25 Febbraio 2025
Monica Maffioli e Roberta Valtorta, curatrici della mostra "Enzo Sellerio. Piccola Antologia Siciliana" in occasione dell'inaugurazione della mostra hanno dichiarato:
Piccola antologia siciliana. Quale immagine della Sicilia vuole raccontare con le sue foto Enzo Sellerio?
“Enzo Sellerio vuole raccontare una Sicilia umana, una Sicilia che ha la forza di riprendersi dalla sua condizione, in molti casi, di terra difficile, di una società che ha vissuto e ha stratificato nel suo DNA un percorso di continue invasioni e di storie di civiltà diverse.
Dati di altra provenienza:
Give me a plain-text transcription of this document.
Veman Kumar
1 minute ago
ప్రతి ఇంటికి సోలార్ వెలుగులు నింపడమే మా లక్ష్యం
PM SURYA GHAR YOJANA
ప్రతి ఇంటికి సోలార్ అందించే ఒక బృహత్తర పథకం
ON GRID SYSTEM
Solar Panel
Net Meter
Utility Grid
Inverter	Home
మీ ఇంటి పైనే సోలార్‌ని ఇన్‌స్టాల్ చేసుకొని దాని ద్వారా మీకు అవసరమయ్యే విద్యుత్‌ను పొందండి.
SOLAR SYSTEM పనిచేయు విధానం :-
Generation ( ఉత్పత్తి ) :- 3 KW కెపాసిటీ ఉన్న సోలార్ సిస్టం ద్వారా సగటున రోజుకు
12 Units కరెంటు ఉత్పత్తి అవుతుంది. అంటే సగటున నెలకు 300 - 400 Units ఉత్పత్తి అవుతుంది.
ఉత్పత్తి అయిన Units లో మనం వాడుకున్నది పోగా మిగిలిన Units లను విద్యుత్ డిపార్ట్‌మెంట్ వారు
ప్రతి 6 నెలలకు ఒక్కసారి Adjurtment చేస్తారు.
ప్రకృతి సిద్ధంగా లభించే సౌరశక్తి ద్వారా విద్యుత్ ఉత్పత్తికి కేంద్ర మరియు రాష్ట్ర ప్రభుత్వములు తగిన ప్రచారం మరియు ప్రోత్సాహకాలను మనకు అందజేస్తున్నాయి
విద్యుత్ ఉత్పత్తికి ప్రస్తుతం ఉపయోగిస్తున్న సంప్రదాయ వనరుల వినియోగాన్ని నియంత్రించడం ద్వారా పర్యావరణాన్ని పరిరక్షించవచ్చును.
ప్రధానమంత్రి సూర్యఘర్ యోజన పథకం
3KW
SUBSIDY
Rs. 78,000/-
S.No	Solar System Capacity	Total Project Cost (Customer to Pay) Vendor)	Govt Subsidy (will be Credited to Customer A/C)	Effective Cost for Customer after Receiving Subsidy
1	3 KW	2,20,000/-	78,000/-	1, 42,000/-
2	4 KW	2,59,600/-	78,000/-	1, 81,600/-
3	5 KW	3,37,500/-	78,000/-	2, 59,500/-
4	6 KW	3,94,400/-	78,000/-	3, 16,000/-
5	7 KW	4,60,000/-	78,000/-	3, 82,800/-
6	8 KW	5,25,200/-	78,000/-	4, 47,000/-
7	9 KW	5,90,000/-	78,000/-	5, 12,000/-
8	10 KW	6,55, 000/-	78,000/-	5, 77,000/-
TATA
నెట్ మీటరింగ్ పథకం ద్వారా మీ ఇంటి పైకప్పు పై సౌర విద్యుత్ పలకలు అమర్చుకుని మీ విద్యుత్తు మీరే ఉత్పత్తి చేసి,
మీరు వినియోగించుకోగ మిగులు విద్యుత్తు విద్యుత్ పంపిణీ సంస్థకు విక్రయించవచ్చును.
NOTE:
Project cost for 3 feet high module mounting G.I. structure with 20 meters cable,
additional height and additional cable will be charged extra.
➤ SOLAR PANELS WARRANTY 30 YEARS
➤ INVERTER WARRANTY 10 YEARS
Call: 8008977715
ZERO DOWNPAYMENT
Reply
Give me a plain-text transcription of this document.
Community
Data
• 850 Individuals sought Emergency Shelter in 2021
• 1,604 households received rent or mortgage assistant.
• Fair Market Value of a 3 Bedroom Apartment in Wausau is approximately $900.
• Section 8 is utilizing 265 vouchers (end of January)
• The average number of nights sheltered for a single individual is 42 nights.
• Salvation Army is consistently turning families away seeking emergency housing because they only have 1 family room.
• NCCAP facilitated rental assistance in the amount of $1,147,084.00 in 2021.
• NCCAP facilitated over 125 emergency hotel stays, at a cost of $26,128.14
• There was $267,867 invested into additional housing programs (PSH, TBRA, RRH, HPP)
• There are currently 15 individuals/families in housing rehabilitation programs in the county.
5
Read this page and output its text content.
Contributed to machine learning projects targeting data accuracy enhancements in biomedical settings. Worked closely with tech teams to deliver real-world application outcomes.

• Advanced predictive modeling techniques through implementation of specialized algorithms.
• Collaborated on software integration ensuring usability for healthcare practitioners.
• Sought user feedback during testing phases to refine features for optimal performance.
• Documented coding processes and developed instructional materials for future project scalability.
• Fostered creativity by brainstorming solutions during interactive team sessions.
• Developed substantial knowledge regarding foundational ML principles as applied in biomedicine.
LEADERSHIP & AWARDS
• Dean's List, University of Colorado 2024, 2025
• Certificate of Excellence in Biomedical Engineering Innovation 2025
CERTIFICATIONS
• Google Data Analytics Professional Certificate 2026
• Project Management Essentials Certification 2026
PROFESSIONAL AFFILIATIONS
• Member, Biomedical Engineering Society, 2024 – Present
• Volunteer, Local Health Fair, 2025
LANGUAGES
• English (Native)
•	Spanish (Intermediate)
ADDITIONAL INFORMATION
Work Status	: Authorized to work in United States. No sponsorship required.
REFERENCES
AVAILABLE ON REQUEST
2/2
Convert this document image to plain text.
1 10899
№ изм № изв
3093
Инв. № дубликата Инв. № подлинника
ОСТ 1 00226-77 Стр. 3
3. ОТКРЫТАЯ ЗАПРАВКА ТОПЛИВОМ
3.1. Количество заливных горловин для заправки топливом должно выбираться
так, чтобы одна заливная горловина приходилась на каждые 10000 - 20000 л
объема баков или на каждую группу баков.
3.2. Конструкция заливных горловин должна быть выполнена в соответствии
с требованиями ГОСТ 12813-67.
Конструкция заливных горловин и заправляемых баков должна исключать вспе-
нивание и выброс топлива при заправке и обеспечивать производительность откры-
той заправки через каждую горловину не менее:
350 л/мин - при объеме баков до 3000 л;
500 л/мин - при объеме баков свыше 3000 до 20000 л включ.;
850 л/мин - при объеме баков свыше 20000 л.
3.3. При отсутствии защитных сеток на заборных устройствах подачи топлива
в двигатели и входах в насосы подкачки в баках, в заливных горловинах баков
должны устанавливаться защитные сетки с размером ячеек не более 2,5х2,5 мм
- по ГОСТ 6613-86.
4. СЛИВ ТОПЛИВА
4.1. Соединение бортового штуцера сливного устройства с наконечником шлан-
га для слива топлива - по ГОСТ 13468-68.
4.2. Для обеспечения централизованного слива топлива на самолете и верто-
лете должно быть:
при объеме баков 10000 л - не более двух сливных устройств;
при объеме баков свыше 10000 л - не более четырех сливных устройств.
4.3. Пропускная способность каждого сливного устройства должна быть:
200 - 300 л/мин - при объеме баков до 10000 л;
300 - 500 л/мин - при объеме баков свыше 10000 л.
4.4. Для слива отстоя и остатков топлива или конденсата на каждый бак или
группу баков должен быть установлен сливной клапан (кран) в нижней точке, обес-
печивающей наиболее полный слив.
Invece c'è una Sicilia genuina, una Sicilia fatta di persone che al di là delle condizioni sociali di miseria comunque ha una resilienza e una capacità di rinascita costante proprio attraverso la volontà e la relatività di quello che è la vita in queste situazioni”.
“Quella raccontata da Enzo Sellerio è una Sicilia di situazioni trovate nelle strade, di tante umanità, di bambini, di gente che lavora, di gente che sosta, eccetera. La mia sensazione è che, certo, Sellerio fotografa prevalentemente la Sicilia ma tende a vedere nelle situazioni che trova un po l'umanità in generale; svolge, cioè, una riflessione sulla condizione umana e sulle tante cose che accadono. Questo, forse è quello che ci fa sentire la Sicilia così vicina e non invece respinta in una sua specialità, in una sua tipicità”.
Quale è stato il criterio con il quale sono state selezionate le fotografie? Avete voluto enfatizzare un tema, un valore in particolare?
“In questa mostra si trovano le fotografie più classiche, le stesse che Sellerio aveva già scelto, pubblicato nei suoi libri. E poi ci sono degli inediti che comunque si agganciano in maniera molto armoniosa al nucleo storico delle fotografie di Sellerio”.
Ha detto che Sellerio una cosa che non voleva rappresentare era la violenza e anche nella foto che avete citato, quella della fucilazione, lui non vuole che l'attenzione sia proprio sul gesto violento in sé, ma su una realtà complessa.
“In realtà lui rappresenta un gioco in quel momento, perché quei bambini sono totalmente lontani dall'idea di violenza, sono gioiosi. Hanno ricevuto per la festa dei morti i regali come si faceva all'epoca. Tra i regali, ovviamente ci sono i vestiti da cowboy, i fucili e le pistole. Fanno un gioco rituale, in realtà, degli indiani della fucilazione. Poi c'è stata, ovviamente c’è, e subito dopo è stata male interpretata o usata, strumentalizzata per dargli anche significati di violenza. Quella violenza che già si sentiva molto presente nell'aria che poi dopo negli anni 70 e 80 avrebbe connotato degli anni difficili della Sicilia. Non è la sua una rappresentazione di violenza, anzi è di gioco, di felicità di bambini per strada che si inventano una scenografia.”